Oyuncu olmaya çocuk yaşlarda, sıkıntıdan karar verdim. Biraz aklım başıma gelince, doğru karar verdiğimi anladım… Çiğnediğim sakızı üst damağıma yapıştırıp konuşarak, peltek taklidi yapardım, arkadaşlarım çok gülerdi. O günler çok güzeldi. Hâlâ içeride bir yerde o Sermet sakızını yapıştırıp konuşuyor.

 

Savaş Aşçı: Yaptığınız iş gereği birçok kıymetli oyuncuyla çalıştınız. Size ilham olan biri var mıdır? Tanışmadığınız biri de ilham olmuş olabilir. Yoksa bile izlerken büyülendiğiniz bir oyunculuk oldu mu? Olduysa karakter ve oyuncu ismi verebilir misiniz?

 

Sermet Yeşil: Elbette ilham olanlar da oldu, köstek olanlar da oldu ama insan güzeli hatırlamak istiyor. Burada isim verip kimseyi boş yere pohpohlamak ya da üzmek istemem, ilham kaynaklarım bende gizli kalsın…

 

Savaş Aşçı: Bizim platformumuzun amaçlarından biri topluma faydalı işler de üretmek, paylaşmak. Bu paralelde, bizim aracılığımızla; okurlarımıza, takipçilerimize ve elbette sizlerin hayran ve takipçilerine en beğendiğiniz oyun ve kitabın hangileri olduğunu tavsiyesi olması adına söyleyebilir misiniz?

 

Sermet Yeşil: En beğendiğim oyun Shakespeare - Hamlet.

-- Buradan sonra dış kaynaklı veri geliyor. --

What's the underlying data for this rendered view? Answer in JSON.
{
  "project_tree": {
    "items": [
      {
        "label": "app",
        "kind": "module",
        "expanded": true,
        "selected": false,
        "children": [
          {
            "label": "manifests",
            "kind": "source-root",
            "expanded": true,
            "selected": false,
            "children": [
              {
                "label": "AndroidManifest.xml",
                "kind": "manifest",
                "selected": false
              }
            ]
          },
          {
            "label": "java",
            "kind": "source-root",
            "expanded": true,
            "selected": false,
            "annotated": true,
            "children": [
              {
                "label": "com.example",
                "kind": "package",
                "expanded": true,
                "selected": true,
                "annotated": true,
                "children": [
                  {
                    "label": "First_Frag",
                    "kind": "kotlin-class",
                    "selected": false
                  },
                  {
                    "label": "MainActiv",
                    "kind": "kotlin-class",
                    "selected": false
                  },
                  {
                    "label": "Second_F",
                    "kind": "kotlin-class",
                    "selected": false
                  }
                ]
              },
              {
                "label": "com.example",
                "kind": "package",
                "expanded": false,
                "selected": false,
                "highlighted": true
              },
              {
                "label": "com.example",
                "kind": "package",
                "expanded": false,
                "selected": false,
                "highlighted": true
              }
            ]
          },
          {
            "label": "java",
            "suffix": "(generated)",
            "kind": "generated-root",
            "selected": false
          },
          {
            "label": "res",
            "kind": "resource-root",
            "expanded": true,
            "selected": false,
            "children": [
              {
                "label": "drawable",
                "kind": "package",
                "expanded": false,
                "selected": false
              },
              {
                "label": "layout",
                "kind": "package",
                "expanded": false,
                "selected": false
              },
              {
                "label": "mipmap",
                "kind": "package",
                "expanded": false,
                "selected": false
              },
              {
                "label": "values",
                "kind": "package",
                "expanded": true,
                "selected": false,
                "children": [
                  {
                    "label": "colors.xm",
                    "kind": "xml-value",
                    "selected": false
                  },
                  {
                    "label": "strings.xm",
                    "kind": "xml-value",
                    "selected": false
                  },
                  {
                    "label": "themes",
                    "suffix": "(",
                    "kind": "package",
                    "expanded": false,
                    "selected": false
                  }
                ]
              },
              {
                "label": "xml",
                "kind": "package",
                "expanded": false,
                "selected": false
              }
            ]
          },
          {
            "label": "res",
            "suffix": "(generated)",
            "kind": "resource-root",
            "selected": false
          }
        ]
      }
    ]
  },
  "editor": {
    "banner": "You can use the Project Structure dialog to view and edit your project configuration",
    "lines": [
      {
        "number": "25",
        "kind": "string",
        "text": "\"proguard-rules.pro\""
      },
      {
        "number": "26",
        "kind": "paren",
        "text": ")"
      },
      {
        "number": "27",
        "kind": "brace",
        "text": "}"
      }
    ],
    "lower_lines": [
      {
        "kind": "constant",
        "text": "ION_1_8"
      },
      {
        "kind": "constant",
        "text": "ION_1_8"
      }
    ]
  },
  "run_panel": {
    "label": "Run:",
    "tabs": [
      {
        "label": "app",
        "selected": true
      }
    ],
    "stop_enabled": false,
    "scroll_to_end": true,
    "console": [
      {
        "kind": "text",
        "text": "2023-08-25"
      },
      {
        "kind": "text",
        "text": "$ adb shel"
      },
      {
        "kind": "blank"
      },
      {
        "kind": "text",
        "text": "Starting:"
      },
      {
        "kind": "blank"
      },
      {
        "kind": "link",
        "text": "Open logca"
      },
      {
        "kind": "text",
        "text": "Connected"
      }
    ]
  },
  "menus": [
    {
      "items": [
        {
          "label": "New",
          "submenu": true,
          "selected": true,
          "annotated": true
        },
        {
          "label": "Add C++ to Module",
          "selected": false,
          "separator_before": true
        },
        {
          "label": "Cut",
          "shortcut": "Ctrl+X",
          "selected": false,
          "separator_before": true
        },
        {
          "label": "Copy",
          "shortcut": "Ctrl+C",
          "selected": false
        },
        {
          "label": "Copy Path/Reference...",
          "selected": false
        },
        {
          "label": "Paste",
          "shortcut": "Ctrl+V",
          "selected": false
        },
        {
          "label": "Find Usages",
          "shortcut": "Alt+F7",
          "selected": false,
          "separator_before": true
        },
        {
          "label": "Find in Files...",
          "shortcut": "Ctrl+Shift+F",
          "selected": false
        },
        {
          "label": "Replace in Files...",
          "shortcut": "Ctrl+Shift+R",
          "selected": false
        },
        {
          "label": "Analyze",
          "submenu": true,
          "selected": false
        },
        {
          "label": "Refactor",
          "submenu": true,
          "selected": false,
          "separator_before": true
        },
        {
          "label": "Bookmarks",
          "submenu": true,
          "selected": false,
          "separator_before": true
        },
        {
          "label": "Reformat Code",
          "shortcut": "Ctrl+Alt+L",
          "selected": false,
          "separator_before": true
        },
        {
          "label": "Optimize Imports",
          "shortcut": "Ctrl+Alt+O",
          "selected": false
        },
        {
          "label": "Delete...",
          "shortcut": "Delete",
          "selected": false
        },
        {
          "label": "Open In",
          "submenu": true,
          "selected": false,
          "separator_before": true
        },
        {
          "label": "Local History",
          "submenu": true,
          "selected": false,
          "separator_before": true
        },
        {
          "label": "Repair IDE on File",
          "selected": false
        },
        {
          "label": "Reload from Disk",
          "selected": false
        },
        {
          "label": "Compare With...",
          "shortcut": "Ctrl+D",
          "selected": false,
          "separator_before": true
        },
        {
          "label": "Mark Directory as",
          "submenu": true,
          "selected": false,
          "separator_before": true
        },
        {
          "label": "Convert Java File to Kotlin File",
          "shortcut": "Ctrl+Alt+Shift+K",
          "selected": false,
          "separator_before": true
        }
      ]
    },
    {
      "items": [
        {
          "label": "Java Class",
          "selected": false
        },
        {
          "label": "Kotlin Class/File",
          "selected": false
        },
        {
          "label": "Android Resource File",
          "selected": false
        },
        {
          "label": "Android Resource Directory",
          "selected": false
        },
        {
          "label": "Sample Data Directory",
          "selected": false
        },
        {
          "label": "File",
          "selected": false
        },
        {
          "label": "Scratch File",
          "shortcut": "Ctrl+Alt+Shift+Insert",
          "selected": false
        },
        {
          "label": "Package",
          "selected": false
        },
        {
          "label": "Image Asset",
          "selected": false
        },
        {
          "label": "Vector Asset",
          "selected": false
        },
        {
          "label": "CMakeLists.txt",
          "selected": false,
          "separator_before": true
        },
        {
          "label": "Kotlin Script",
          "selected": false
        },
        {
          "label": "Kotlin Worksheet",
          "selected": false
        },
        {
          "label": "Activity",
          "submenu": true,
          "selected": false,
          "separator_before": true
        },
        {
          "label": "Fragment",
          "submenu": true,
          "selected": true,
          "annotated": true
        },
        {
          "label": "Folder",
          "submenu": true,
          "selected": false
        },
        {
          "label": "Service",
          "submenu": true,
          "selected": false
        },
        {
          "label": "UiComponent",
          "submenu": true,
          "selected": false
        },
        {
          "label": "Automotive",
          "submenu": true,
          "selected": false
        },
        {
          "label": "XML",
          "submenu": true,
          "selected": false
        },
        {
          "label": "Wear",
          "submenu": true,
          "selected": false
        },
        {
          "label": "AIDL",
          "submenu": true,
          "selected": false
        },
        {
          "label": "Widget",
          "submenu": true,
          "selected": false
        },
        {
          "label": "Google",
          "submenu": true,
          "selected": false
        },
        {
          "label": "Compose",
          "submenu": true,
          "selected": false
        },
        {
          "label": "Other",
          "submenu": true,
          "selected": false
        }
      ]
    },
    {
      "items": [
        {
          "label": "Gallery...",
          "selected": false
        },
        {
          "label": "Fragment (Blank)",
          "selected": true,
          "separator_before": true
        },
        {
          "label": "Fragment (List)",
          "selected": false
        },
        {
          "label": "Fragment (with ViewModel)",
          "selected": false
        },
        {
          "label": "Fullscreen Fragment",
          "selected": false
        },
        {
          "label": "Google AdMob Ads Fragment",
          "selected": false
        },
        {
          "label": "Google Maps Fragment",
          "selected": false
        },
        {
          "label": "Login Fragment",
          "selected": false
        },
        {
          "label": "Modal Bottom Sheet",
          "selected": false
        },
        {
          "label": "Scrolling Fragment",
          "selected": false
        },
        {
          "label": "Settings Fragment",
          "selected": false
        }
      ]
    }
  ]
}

Son dönemlerde okuyup en beğendiğim kitap Beliz Güçbilmez - Anne Ben Düştüm Mü?

 

Savaş Aşçı: Bir kitabın filme uyarlanmasını isteseniz bu hangi kitap olurdu ve siz hangi rolü canlandırmak isterdiniz? Dünya tiyatro klasiklerinden hangisinde, hangi rolde oynamak isterdiniz? Bir de çalıştığınız işler içerisinde, kendinizin oynadığı, canlandırdığı karakterler arasında en beğendiğiniz karakter hangisi oldu?

 

Sermet Yeşil: Kısa kısa cevaplar vereceğim;

Uyarlanmasını istediğim kitap, Dostoyevski - Suç ve Ceza. Raskolnikov’u oynamayı çok isterdim.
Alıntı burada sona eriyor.